If you could get into your time machine and grab us – say, at the airport on our flight back to Minneapolis – and tell us that, just one year later, we'd (1) be vacationing in Alabama, of all places, and (2) consider it to be the best vacation we've had in four years ... well, you can see where this paragraph is headed.
What a great stay we've had at The Grand Hotel. The grounds are impeccable, the resort has a sense of history and grandeur, and our room was nothing short of perfect. We did the Easter brunch today and I was ever so impressed – amazing appetizers, every kind of dessert imaginable and service that knocked our socks off.
This part of Alabama is very quaint; it's almost like a little slice of New England, with accents that are just as hard to understand. The town of Fairhope is something out of a movie set, with tree-lined boulevards filled with quaint knick-knack, antique and book stores. The city fathers have done an admirable job of hiding the urban sprawl and chain restaurants far from the main streets ... we found a great little wine and cheese shop and bought provisions for a great in-room picnic dinner one evening, and Amina found an interesting hinged produce box from 1933 or 1934 ... it's not dated, but there's a huge NRA logo burned into one side.
The Grand is less than an hour from Orange Beach, which has gorgeous, white sand beaches and water about as blue as we saw in Cancun last year. We settled in for a long day yesterday; it was in the mid-70s with mild wind and mostly sunny skies. I wasted quite a few pixels on the beach, still chasing those elusive beach girls photos that I've been seeking for a few years now ...

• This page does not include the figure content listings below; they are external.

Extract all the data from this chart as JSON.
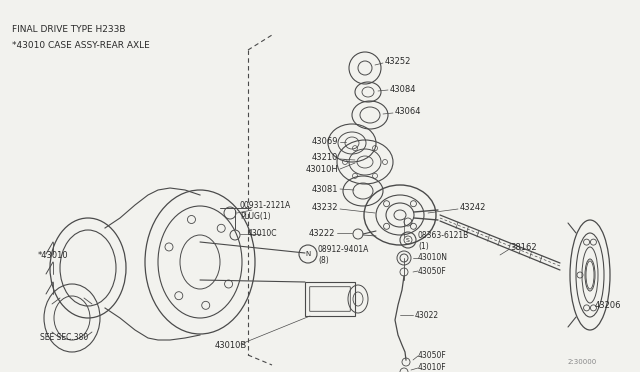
{
  "bg_color": "#f2f2ee",
  "line_color": "#4a4a4a",
  "text_color": "#2a2a2a",
  "header_line1": "FINAL DRIVE TYPE H233B",
  "header_line2": "*43010 CASE ASSY-REAR AXLE",
  "footer_text": "2:30000",
  "fig_w": 6.4,
  "fig_h": 3.72,
  "dpi": 100
}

I was dedicated to the cause, let me tell you ...
This trip certainly changed my attitude about the Deep South, though I'm sure I'm seeing just a slice of it here in southern Alabama. I held a pretty biased view of what ... well, of what everything south of where I lived happened to be like. This trip has changed a bit of that, and I look forward to opening my mind down the road. It's not quite "Sweet Home Alabama" but who knows? Maybe this governor's true.